Une coupe de la mortImage via Shudder

Le film « Once Cut of the Dead » nous montre une facette du cinéma que l’on ne voit pas souvent

C’est un film sur l’outsider, le réalisateur surchargé de travail et l’équipe de production qui doit faire face à un désastre après l’autre. Il démocratise l’ensemble du processus et reste honnête tout au long du film. Dans l’avant-dernière scène du film, la grue qui aurait facilité la prise de vue finale est cassée : un dernier problème. Pourtant, l’équipe s’unit une fois de plus, formant une pyramide humaine pour s’assurer que le plan final essentiel exigé par le film puisse quand même être réalisé. Il s’agit d’une métaphore directe, mais qui fonctionne bien. Un film ne fonctionne que s’il repose sur le dos d’une équipe entière qui se donne à fond – il n’y a jamais vraiment un seul auteur, c’est tout le monde qui s’unit. Une fois la prise de vue terminée et le film achevé, la joie est palpable au sein de l’équipe. Malgré la qualité médiocre du produit fini et les innombrables épreuves et tribulations que toute l’équipe a traversées pour le créer, il y a toujours cette joie de le voir arriver à son terme. Cela montre la joie qui est présente même dans les niveaux les plus bas de la production, dans la réalisation de films de série B et de courts métrages vus par peu de gens et appréciés par moins de gens. La joie de la création, du rassemblement et de la réalisation de quelque chose, imprègne ce film.

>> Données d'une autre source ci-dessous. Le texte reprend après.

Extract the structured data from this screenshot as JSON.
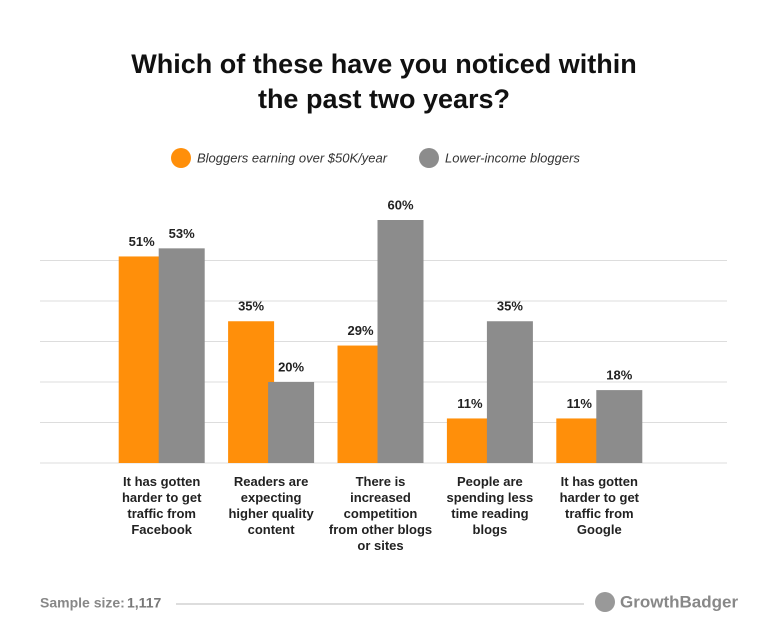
{
  "chart_data": {
    "type": "bar",
    "title": [
      "Which of these have you noticed within",
      "the past two years?"
    ],
    "categories": [
      "It has gotten harder to get traffic from Facebook",
      "Readers are expecting higher quality content",
      "There is increased competition from other blogs or sites",
      "People are spending less time reading blogs",
      "It has gotten harder to get traffic from Google"
    ],
    "series": [
      {
        "name": "Bloggers earning over $50K/year",
        "color": "#ff8f0a",
        "values": [
          51,
          35,
          29,
          11,
          11
        ],
        "value_labels": [
          "51%",
          "35%",
          "29%",
          "11%",
          "11%"
        ]
      },
      {
        "name": "Lower-income bloggers",
        "color": "#8c8c8c",
        "values": [
          53,
          20,
          60,
          35,
          18
        ],
        "value_labels": [
          "53%",
          "20%",
          "60%",
          "35%",
          "18%"
        ]
      }
    ],
    "ylim": [
      0,
      60
    ],
    "yticks": [
      0,
      10,
      20,
      30,
      40,
      50
    ],
    "grid": true,
    "sample_size_label": "Sample size:",
    "sample_size": "1,117",
    "brand": "GrowthBadger"
  }
}
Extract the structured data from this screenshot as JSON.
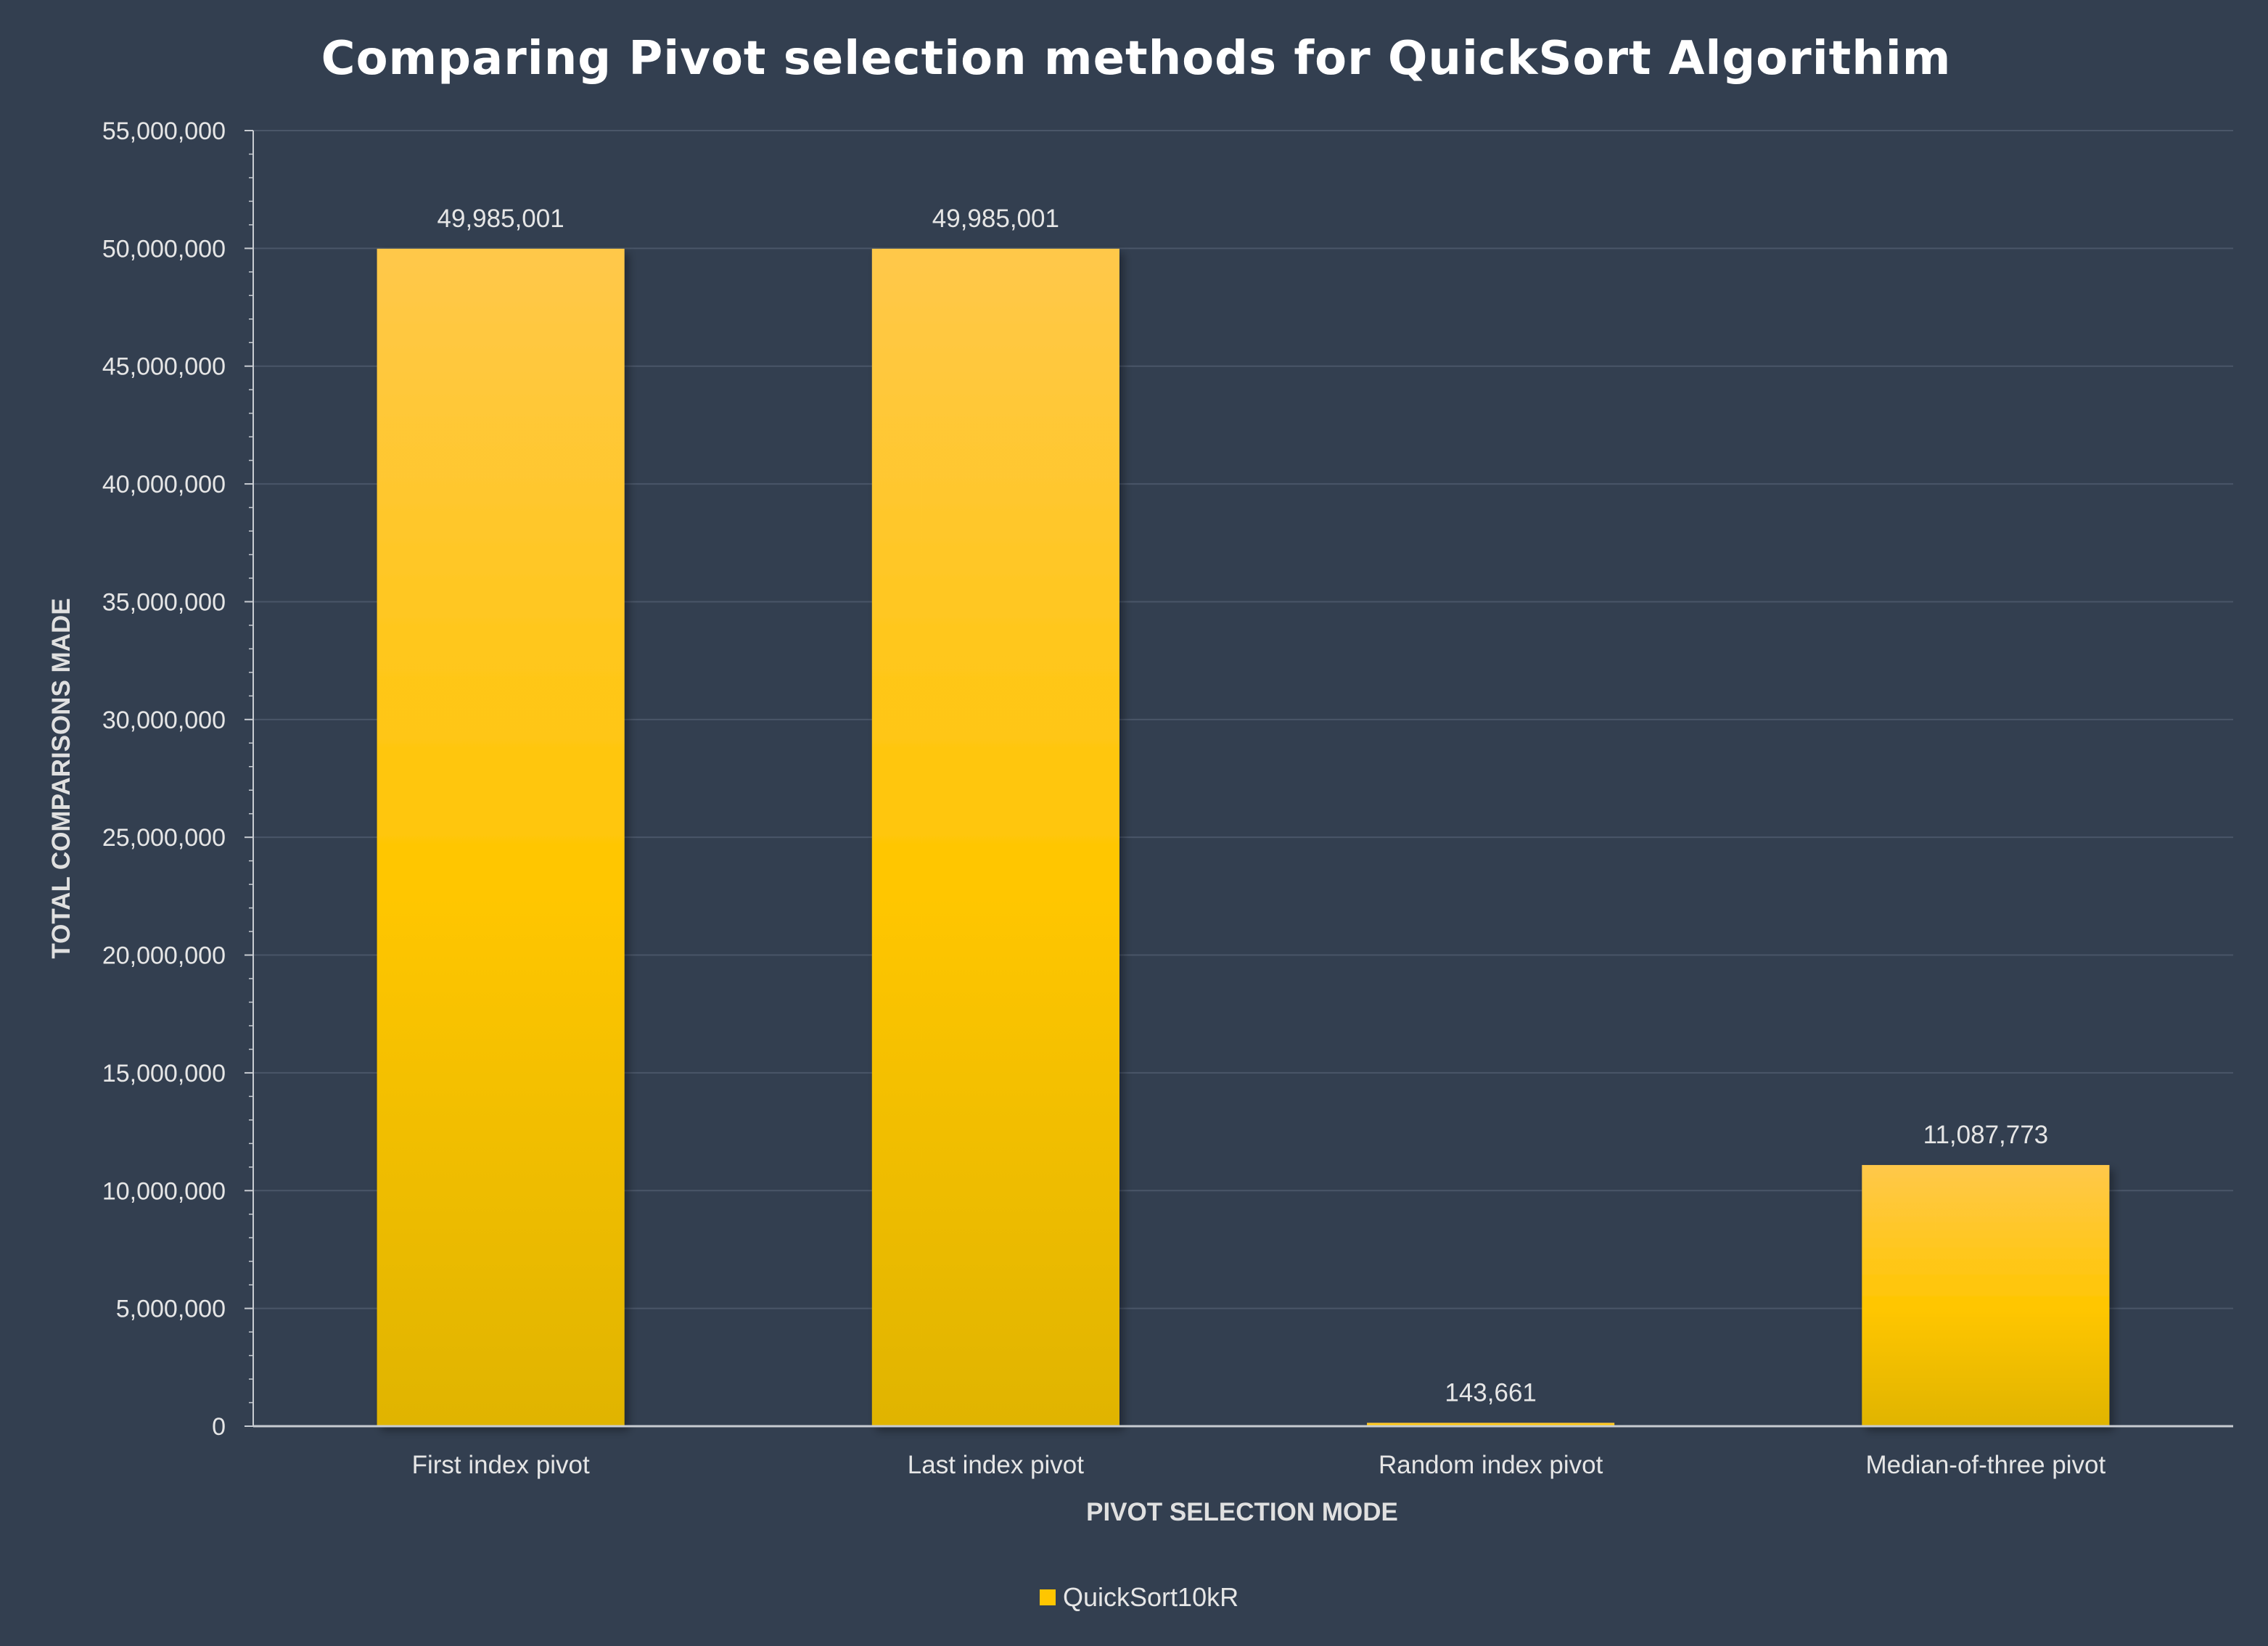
{
  "chart_data": {
    "type": "bar",
    "title": "Comparing Pivot selection methods for QuickSort Algorithim",
    "xlabel": "PIVOT SELECTION MODE",
    "ylabel": "TOTAL COMPARISONS MADE",
    "categories": [
      "First index pivot",
      "Last index pivot",
      "Random index pivot",
      "Median-of-three pivot"
    ],
    "series": [
      {
        "name": "QuickSort10kR",
        "values": [
          49985001,
          49985001,
          143661,
          11087773
        ],
        "data_labels": [
          "49,985,001",
          "49,985,001",
          "143,661",
          "11,087,773"
        ]
      }
    ],
    "ylim": [
      0,
      55000000
    ],
    "y_ticks": [
      0,
      5000000,
      10000000,
      15000000,
      20000000,
      25000000,
      30000000,
      35000000,
      40000000,
      45000000,
      50000000,
      55000000
    ],
    "y_tick_labels": [
      "0",
      "5,000,000",
      "10,000,000",
      "15,000,000",
      "20,000,000",
      "25,000,000",
      "30,000,000",
      "35,000,000",
      "40,000,000",
      "45,000,000",
      "50,000,000",
      "55,000,000"
    ],
    "grid": true,
    "legend_position": "bottom",
    "colors": {
      "background": "#333f50",
      "bar_top": "#ffc84a",
      "bar_mid": "#ffc600",
      "bar_bottom": "#e0b400",
      "gridline": "#4a5668",
      "axis": "#c8ccd2"
    }
  }
}
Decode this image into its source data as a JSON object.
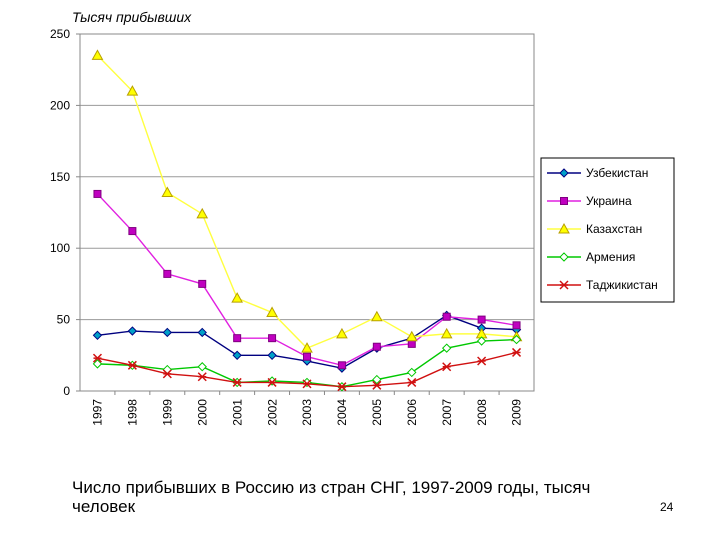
{
  "chart_data": {
    "type": "line",
    "ylabel": "Тысяч прибывших",
    "ylim": [
      0,
      250
    ],
    "yticks": [
      0,
      50,
      100,
      150,
      200,
      250
    ],
    "grid": "horizontal",
    "legend_position": "right",
    "x": [
      "1997",
      "1998",
      "1999",
      "2000",
      "2001",
      "2002",
      "2003",
      "2004",
      "2005",
      "2006",
      "2007",
      "2008",
      "2009"
    ],
    "series": [
      {
        "name": "Узбекистан",
        "color": "#000080",
        "marker": "diamond",
        "marker_color": "#00a0c8",
        "values": [
          39,
          42,
          41,
          41,
          25,
          25,
          21,
          16,
          30,
          37,
          53,
          44,
          43
        ]
      },
      {
        "name": "Украина",
        "color": "#e020e0",
        "marker": "square",
        "marker_color": "#c000c0",
        "values": [
          138,
          112,
          82,
          75,
          37,
          37,
          24,
          18,
          31,
          33,
          52,
          50,
          46
        ]
      },
      {
        "name": "Казахстан",
        "color": "#ffff40",
        "marker": "triangle",
        "marker_color": "#ffff00",
        "values": [
          235,
          210,
          139,
          124,
          65,
          55,
          30,
          40,
          52,
          38,
          40,
          40,
          38
        ]
      },
      {
        "name": "Армения",
        "color": "#00c800",
        "marker": "diamond-open",
        "marker_color": "#00c800",
        "values": [
          19,
          18,
          15,
          17,
          6,
          7,
          6,
          3,
          8,
          13,
          30,
          35,
          36
        ]
      },
      {
        "name": "Таджикистан",
        "color": "#d01010",
        "marker": "star",
        "marker_color": "#d01010",
        "values": [
          23,
          18,
          12,
          10,
          6,
          6,
          5,
          3,
          4,
          6,
          17,
          21,
          27
        ]
      }
    ]
  },
  "caption": "Число прибывших в Россию из стран СНГ, 1997-2009 годы, тысяч человек",
  "slide_number": "24"
}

One Cut of the Dead est, en fin de compte, un film sur la réalisation d’un mauvais film. Un film qui a été mal interprété, produit dans des circonstances terribles et qui, à la fin, s’est presque complètement effondré à cause du chaos qui régnait le jour du tournage. Pourtant, une fois le film terminé, ce « mauvais film » est présenté sous un nouveau jour, en montrant à quel point il est difficile de faire quelque chose d’aussi mauvais, et l’on quitte le film en appréciant davantage les personnes qui se trouvent derrière la caméra. Même le générique du film, qui montre comment l’équipe a tourné la scène finale du film, est empreint de cet amour et de cette appréciation du métier. Le film ne se préoccupe pas d’une seule partie du processus, il le montre dans son intégralité, dans les bons comme dans les mauvais moments. C’est ce qui en fait le meilleur film sur la réalisation, car il reconnaît vraiment que la réalisation de films de genre, même à petit budget, est difficile. C’est chaotique, c’est difficile, c’est exaspérant, mais les gens continuent à le faire, et One Cut of the Dead comprend pourquoi.